Nous entamons chaque nouvelle année (universitaire) avec un ciné-concert autour d’un film muet pour lequel nos étudiants doivent créer, en 2 jours, 20 à 25 minutes de musique avant d’en être les interprètes, le 3ème jour, en public.
Comme chaque année, dès la rentrée, nos étudiants en master 1 devront par ailleurs choisir une œuvre d’art du musée des Beaux-Arts de Lyon, sur laquelle ils vont composer une musique. Ils recrutent ensuite des musiciens et feront jouer le 11 février 2024 leur création au musée et en public devant l’œuvre choisie.

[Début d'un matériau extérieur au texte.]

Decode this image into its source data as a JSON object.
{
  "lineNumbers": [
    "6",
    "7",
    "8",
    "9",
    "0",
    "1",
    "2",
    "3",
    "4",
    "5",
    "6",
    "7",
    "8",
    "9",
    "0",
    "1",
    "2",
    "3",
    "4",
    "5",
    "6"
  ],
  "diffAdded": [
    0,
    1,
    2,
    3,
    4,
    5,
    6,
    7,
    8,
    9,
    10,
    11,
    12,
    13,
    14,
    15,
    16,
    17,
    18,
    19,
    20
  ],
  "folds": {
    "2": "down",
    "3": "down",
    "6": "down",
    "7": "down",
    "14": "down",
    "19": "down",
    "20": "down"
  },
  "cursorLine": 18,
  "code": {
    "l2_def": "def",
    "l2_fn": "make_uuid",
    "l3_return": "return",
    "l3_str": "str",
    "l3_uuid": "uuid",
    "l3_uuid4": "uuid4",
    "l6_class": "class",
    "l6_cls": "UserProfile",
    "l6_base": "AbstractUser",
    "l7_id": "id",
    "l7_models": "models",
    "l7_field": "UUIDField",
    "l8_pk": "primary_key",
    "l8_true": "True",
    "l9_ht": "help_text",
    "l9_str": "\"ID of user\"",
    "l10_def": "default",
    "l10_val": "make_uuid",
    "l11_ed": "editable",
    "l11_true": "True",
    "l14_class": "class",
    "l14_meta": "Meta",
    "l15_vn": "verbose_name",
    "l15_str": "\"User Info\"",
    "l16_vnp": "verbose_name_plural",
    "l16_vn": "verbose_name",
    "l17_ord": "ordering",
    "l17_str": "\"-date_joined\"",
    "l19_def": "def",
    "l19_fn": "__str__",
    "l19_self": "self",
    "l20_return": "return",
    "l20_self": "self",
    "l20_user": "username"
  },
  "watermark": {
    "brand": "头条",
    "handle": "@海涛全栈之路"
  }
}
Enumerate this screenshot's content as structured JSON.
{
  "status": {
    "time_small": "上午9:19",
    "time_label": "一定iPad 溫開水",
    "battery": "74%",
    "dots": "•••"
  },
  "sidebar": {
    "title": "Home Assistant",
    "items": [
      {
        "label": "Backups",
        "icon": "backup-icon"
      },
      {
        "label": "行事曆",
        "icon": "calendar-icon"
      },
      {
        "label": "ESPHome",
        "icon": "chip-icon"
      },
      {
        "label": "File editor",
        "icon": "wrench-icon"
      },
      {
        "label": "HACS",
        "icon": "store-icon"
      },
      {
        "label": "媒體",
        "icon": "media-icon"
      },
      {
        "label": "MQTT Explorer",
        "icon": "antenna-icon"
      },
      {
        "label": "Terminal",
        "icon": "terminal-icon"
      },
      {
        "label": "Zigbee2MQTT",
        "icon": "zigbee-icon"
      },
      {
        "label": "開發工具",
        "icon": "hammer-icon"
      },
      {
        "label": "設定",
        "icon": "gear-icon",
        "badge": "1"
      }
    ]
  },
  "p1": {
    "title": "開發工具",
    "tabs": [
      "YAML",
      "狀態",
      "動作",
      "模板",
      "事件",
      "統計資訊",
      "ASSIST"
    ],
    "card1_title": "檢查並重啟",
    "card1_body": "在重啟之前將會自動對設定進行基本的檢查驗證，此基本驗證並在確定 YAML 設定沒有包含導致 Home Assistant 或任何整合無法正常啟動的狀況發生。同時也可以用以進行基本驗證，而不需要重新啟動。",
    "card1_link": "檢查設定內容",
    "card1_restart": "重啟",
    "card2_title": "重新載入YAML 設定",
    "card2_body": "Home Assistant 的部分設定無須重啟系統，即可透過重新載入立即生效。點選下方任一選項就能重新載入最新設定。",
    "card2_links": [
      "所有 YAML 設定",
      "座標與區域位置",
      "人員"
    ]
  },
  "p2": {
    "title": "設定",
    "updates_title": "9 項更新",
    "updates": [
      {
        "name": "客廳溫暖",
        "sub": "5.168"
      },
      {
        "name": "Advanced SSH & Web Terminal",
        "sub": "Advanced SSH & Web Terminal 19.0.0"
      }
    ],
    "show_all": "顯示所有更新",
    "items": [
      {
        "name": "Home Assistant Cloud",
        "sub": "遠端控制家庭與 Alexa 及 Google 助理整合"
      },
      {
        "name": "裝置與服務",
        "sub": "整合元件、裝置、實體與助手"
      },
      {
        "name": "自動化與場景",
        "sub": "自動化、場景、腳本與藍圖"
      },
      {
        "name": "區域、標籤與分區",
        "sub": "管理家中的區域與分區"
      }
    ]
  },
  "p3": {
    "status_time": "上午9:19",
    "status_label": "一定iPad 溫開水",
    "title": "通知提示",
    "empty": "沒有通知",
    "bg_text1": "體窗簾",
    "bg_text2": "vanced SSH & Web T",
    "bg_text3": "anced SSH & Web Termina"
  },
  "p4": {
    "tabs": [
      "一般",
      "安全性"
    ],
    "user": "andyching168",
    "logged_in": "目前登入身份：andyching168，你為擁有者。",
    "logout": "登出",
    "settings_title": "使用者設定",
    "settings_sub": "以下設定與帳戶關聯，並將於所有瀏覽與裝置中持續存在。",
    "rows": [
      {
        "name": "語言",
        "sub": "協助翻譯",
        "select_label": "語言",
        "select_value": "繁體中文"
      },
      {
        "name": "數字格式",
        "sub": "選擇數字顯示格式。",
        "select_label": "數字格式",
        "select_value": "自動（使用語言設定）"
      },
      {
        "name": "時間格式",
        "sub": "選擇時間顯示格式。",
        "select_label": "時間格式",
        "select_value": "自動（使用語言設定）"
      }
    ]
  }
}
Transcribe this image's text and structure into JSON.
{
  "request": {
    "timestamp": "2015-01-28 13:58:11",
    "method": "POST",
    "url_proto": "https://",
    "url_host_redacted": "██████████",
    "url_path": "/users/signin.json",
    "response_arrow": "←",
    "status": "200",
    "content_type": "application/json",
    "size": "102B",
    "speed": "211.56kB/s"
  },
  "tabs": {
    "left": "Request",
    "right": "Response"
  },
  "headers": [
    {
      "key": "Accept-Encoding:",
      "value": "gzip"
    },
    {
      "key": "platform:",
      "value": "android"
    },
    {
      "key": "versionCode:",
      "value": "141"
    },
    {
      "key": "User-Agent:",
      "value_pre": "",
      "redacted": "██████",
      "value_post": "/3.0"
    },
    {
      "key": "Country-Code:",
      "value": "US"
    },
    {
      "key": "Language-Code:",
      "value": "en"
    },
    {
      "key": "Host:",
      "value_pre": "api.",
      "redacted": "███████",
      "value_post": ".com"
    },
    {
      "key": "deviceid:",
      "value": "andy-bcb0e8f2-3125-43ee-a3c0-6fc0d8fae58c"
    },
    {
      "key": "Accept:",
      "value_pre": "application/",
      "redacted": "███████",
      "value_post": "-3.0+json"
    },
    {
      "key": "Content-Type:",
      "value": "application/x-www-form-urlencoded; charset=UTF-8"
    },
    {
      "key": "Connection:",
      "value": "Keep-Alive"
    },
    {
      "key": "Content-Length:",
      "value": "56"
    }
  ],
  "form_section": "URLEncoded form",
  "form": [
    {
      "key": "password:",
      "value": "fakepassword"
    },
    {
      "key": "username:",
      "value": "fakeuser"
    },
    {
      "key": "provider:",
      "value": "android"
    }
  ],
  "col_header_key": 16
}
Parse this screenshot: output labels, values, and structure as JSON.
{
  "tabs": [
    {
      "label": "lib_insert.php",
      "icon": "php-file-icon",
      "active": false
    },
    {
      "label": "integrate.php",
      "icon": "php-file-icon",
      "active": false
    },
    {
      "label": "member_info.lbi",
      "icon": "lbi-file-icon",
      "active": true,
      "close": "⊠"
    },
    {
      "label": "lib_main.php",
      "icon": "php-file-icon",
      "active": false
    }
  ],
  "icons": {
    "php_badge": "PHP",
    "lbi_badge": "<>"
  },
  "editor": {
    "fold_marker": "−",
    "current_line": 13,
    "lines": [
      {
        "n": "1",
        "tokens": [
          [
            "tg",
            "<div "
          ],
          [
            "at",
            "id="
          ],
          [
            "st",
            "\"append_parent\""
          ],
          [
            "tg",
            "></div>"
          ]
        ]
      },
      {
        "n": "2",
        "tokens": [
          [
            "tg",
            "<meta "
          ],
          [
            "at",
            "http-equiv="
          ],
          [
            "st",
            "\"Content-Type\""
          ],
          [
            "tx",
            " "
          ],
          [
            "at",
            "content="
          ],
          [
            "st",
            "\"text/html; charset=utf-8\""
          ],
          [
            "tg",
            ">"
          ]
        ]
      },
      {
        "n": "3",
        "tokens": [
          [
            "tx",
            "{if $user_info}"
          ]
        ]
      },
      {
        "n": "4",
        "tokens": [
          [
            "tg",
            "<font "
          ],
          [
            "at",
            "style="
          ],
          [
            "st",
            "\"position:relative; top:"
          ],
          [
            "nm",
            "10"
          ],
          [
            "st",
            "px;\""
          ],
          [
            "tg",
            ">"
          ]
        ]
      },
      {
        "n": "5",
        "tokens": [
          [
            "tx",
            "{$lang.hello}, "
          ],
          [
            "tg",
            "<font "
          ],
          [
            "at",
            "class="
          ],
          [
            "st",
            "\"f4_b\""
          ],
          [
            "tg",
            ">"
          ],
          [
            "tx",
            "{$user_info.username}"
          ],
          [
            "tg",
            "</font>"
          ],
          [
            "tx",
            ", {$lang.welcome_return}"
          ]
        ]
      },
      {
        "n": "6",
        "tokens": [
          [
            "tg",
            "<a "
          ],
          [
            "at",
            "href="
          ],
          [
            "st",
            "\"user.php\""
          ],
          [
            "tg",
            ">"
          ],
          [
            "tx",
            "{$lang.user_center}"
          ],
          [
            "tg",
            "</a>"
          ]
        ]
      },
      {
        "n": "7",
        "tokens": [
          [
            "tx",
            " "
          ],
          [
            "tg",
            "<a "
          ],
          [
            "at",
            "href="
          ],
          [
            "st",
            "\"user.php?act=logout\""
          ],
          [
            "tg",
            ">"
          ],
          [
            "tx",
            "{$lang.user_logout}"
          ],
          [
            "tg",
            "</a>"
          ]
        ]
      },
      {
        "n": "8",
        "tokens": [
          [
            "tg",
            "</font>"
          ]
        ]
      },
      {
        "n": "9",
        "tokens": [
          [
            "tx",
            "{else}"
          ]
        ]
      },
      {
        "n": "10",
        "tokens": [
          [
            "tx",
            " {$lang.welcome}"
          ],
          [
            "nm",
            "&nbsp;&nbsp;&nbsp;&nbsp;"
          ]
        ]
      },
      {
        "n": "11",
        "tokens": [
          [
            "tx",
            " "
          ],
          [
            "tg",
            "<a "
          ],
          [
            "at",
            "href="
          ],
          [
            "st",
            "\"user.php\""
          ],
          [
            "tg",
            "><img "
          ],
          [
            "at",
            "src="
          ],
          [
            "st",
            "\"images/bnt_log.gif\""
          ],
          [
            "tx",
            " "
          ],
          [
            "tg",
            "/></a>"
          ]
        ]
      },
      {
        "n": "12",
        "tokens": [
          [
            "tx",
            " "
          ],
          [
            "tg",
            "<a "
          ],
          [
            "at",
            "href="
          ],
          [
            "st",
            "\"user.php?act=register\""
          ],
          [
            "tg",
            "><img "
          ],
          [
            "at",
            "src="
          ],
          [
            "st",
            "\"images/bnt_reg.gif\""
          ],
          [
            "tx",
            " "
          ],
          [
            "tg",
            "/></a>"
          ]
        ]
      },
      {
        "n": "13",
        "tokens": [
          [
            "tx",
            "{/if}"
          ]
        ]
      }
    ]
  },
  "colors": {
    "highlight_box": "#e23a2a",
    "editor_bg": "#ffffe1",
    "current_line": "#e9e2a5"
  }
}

Nous avons été les premiers à proposer cela il y a déjà 15 ans !
Nous organiserons aussi un ciné-concert avec l’orchestre de percussions du Conservatoire de Lyon sur des films d’animation. C’est un évènement que j’organise tous les 2 ans. L’idée est de créer une nouvelle musique sur des films travaillés précédemment. D’autres ciné-concerts sont également en projet, notamment avec le conservatoire de Roanne.
2 à 3 projections au sein de l’université de films dont la musique a été créée par nos étudiants seront programmées.
Enfin, nous serons aussi présents, avec nos étudiants, dans différents festivals : Clermont-Ferrand (court-métrage) dans lequel nous avons créé en partenariat avec le CNSMD de Lyon l’OST Challenge (concours international de composition de musique de film) ; Marseille où se tient fin mars, « LE » festival dédié aux musiques de films ; puis ensuite Annecy dédié à l’animation que le RECA connait par coeur. Depuis quelques années, nous sommes également régulièrement invités au festival Sœurs Jumelles de Rochefort. Nos étudiants se rendent aussi à Valence pour un festival de création musicale en temps limité (ils ont 2 jours pour « remettre » un film en musique).
Tous ces projets nous rendent très visibles et remplissent bien notre année !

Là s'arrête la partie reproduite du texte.